People at work call me healthy and it hits my ears like an insult. I don’t feel healthy.
I have other things on my plate. I am not blaming Christmas or work but simply life. I know I could have been active through the past couple months but I have been dealing with some things that needed my full attention.
There are some doors you just have to go through alone. Perhaps these doors I was meant to walk through.
I’m thinking of doing something crazy. It’s my style.
Unfortunately I am stuck with my Brooks Pure Cadence or Pure Connect or whatever they are. They are extremely lightweight, minimalist running shoes with mesh you can see through and worn out soles with irrigation channels. They are amazing summertime running shoes but boy do they suck this time of year.
It’s not the support I’m concerned about. My feet can handle whatever. Last year I ran barefoot most of the winter (indoor, on a track, but barefoot nonetheless).
I’ve worked through some of my issues – walked through my open doors – and I’m getting closer to the action phase in the model of change.
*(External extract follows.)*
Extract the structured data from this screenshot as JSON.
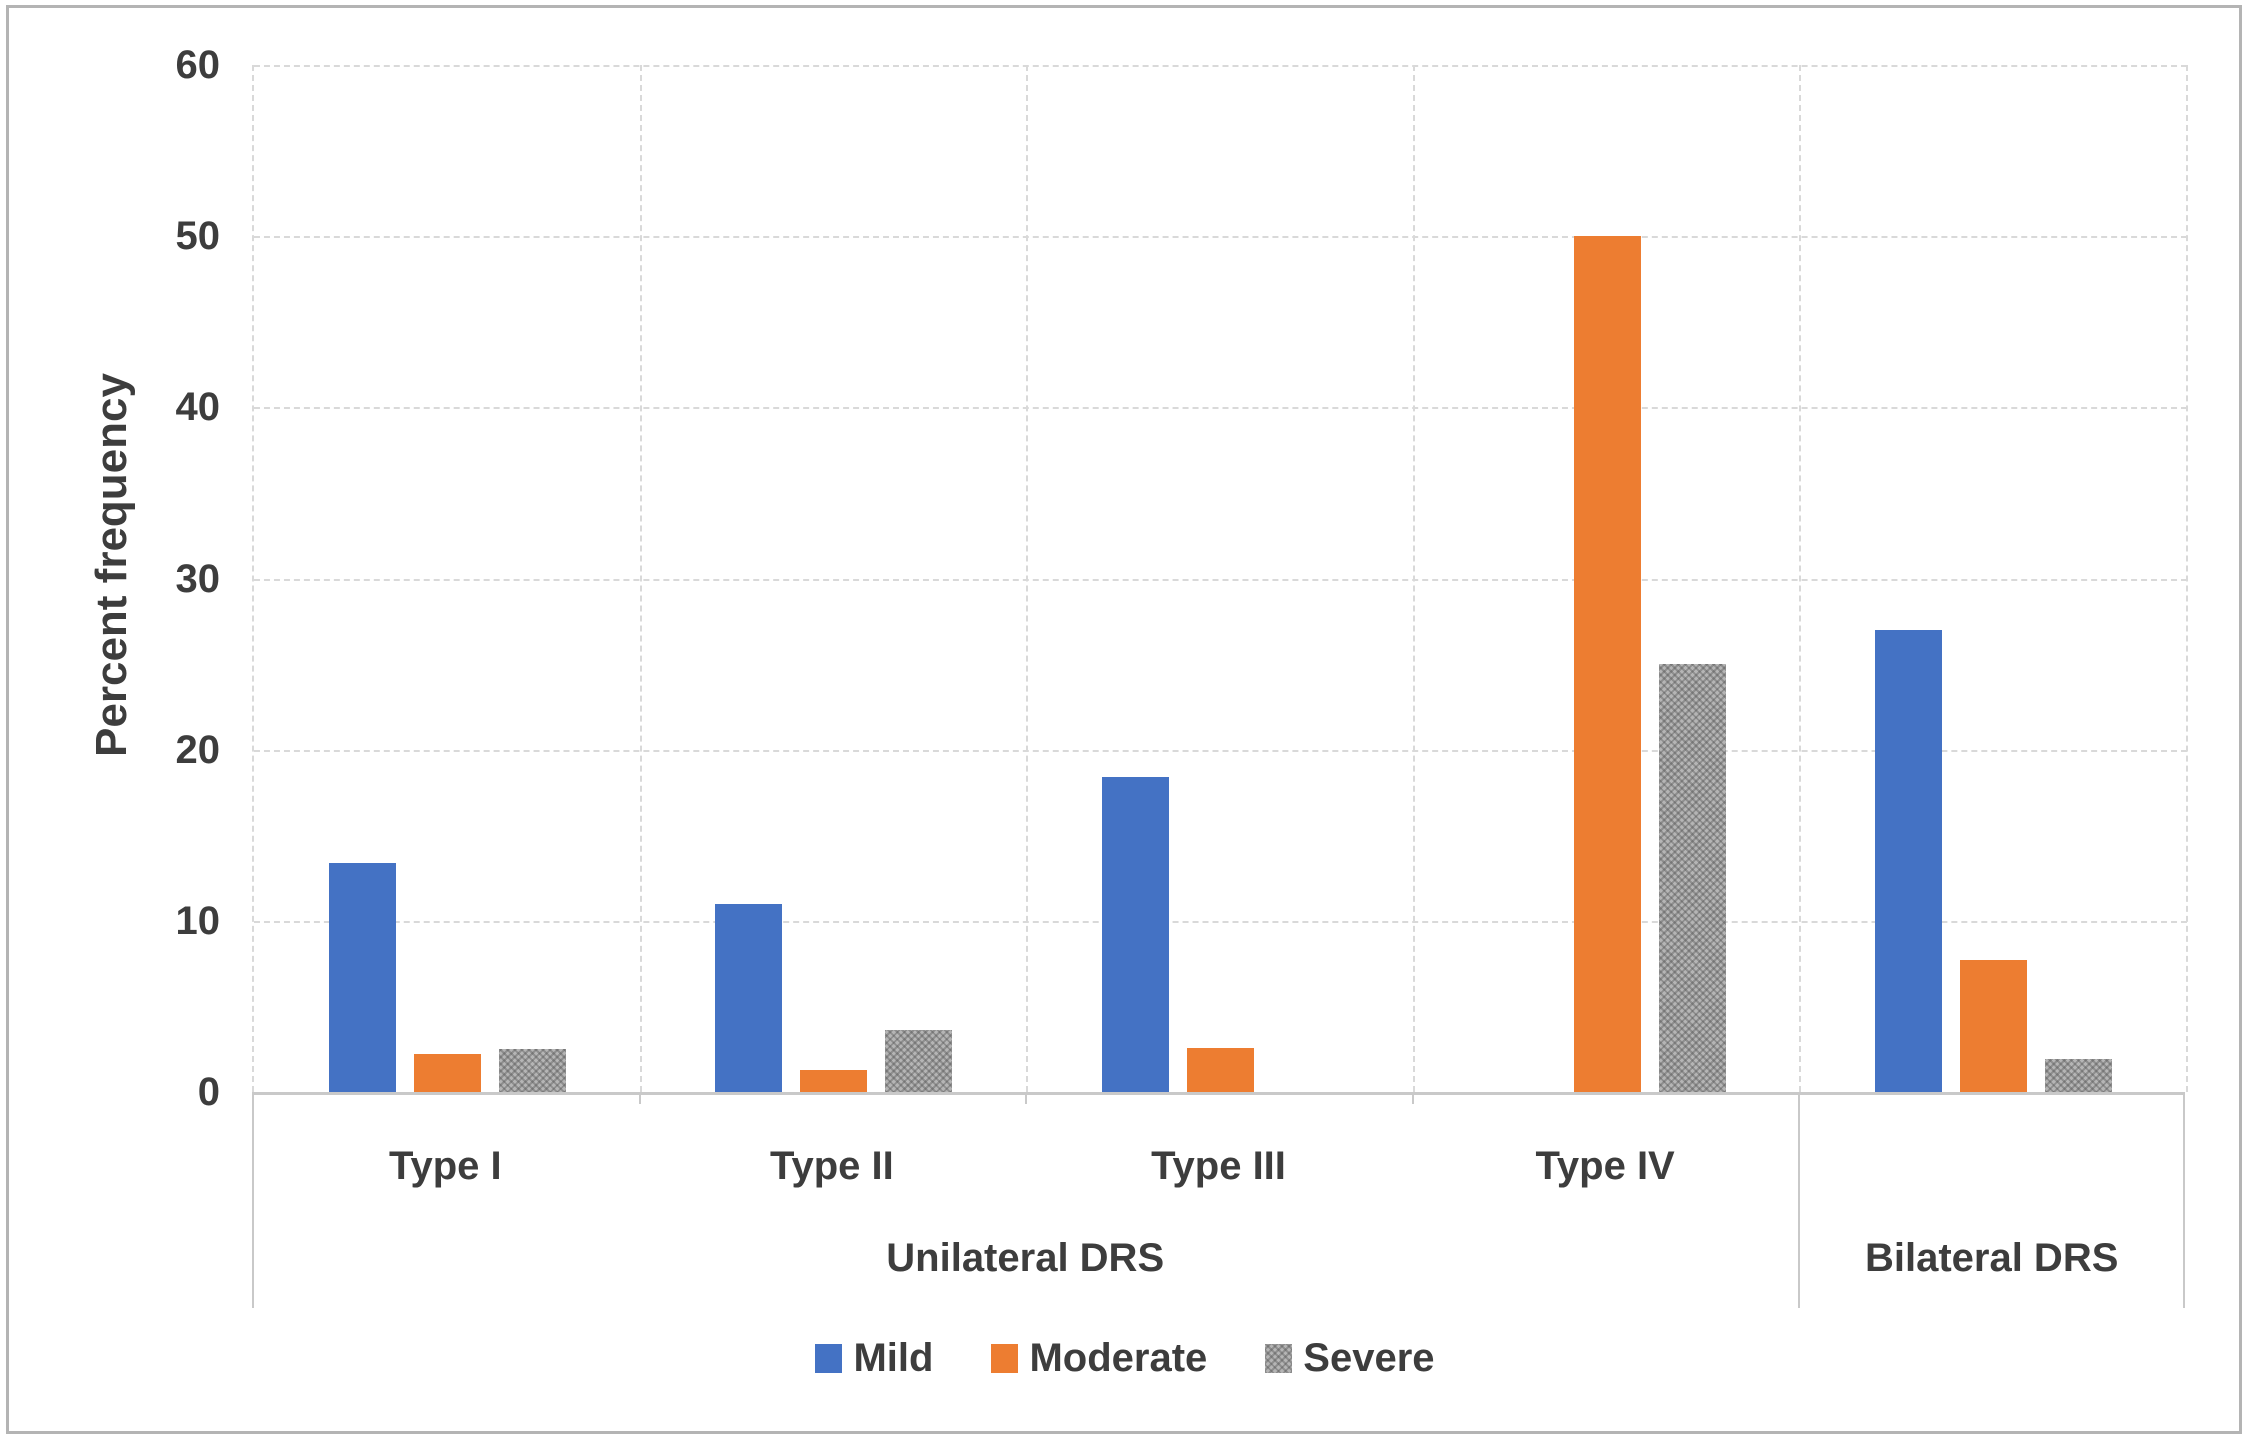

I am thinking I need to go on a jean jogging streak. I don’t know that I could ride my bike in jeans, and I am frankly a little concerned about actually enjoying my run if I forced myself to do it in jeans every day, but I would like to be able to say that I have run every day for 2 weeks in denim. During the winter, at that!
I wonder what my friend over at Jogging in Jeans would say to that? Photo documentary?
I think I will wait for a reply before I enter the preparation phase.. I really only have one pair of jeans I would run in, and they are holier than thou (as my mom would say; therefore they are my church jeans). I suppose I could make an acception and run in my church clothes?
… I am now entering the “waiting to hear back from Jill” phase. What would the neighbors think?